I was given a sense of vindication when discussing ministry in Bosnia with two ladies from Romania who came to help us for a week in August. After one of our park clean-ups they were surprised at how the community fell numb to our act of kindness. These ladies were perplexed at the hardness and general lack of curiosity the Bosnians exhibited to what we were doing there. Rebecca, from Romania, explained that they had done a similar outreach involving a park clean-up in their home town and many people were eager to know what they were doing, and the believers had many chances to share. She described the Bosnians as hard and resistant to anything new.
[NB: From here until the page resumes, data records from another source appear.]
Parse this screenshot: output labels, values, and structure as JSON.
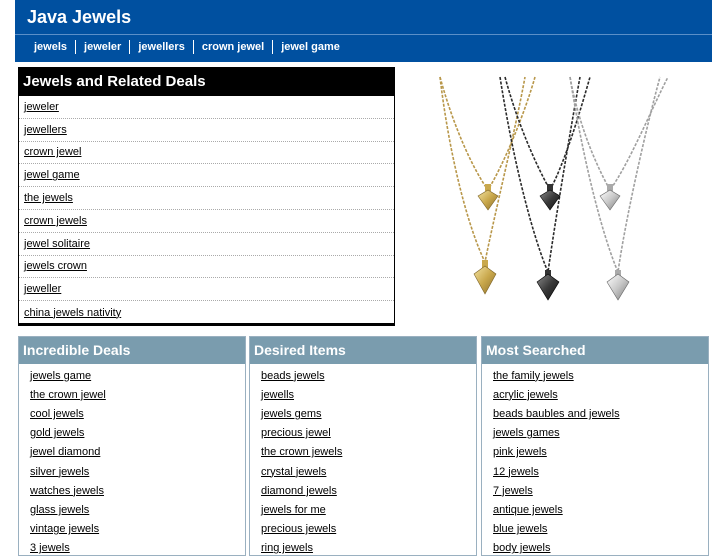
{
  "site": {
    "title": "Java Jewels"
  },
  "nav": [
    "jewels",
    "jeweler",
    "jewellers",
    "crown jewel",
    "jewel game"
  ],
  "deals": {
    "title": "Jewels and Related Deals",
    "items": [
      "jeweler",
      "jewellers",
      "crown jewel",
      "jewel game",
      "the jewels",
      "crown jewels",
      "jewel solitaire",
      "jewels crown",
      "jeweller",
      "china jewels nativity"
    ]
  },
  "columns": [
    {
      "title": "Incredible Deals",
      "items": [
        "jewels game",
        "the crown jewel",
        "cool jewels",
        "gold jewels",
        "jewel diamond",
        "silver jewels",
        "watches jewels",
        "glass jewels",
        "vintage jewels",
        "3 jewels"
      ]
    },
    {
      "title": "Desired Items",
      "items": [
        "beads jewels",
        "jewells",
        "jewels gems",
        "precious jewel",
        "the crown jewels",
        "crystal jewels",
        "diamond jewels",
        "jewels for me",
        "precious jewels",
        "ring jewels"
      ]
    },
    {
      "title": "Most Searched",
      "items": [
        "the family jewels",
        "acrylic jewels",
        "beads baubles and jewels",
        "jewels games",
        "pink jewels",
        "12 jewels",
        "7 jewels",
        "antique jewels",
        "blue jewels",
        "body jewels"
      ]
    }
  ],
  "colors": {
    "header": "#0050a0",
    "deals_header": "#000000",
    "column_header": "#7a9cae"
  },
  "image": {
    "semantic": "necklace-pendants-photo"
  }
}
I don't know what it was about Rebecca's comments about the Bosnian people that gave me hope. Perhaps it was merely an revelation that God has given me an extra portion of grace to work among these people, though I find my perseverance running short by the day. I don't know how long the Lord has us here in BiH, but I can only pray for a filling of His grace in my life on a daily basis.

2 comments:

Krista said...

I love the new blog, thank you for the posts...I check daily...we love you all so much and share in your heart to see a harvest. We struggle here with visas, red tape, discouragement and a fatigue that comes from constantly being in survival mode. But this is God's work, not ours, and He is responsible for the results of His work, fellow laborer...
all our love
Krista and the gang

Anonymous said...

Not unlike Koyuk, AK. This week a student slashed the tires of two Hondas, a Honda wagon, and all the bikes in the teacher's housing. These weren't my things, but I certainly understood the anger the teachers felt. Teachers here in the village have given up much in the way of creature comforts to teach the Eskimo children. After my first initial shock, my strongest feeling was how did that child get so angry. This kid is obviously in pain and I feel helpless to understand him, let alone help him. But I wonder, as we reach out does it really not have an impact or are we too impatient to wait for the healing to reveal itself. We can never really understand the world in which the Bosains had to endure during the war. Turning a blind eye and going through daily routines in a sort of numbing fog was certainly a way they survived the fear and ugliness of those terrible years. Kindness are never truly lost--they float out in the atmosphere and come to rest upon the subconscious. Besides who isn't uplifted by helping others, even if the only pat on the back is the one given to us by God.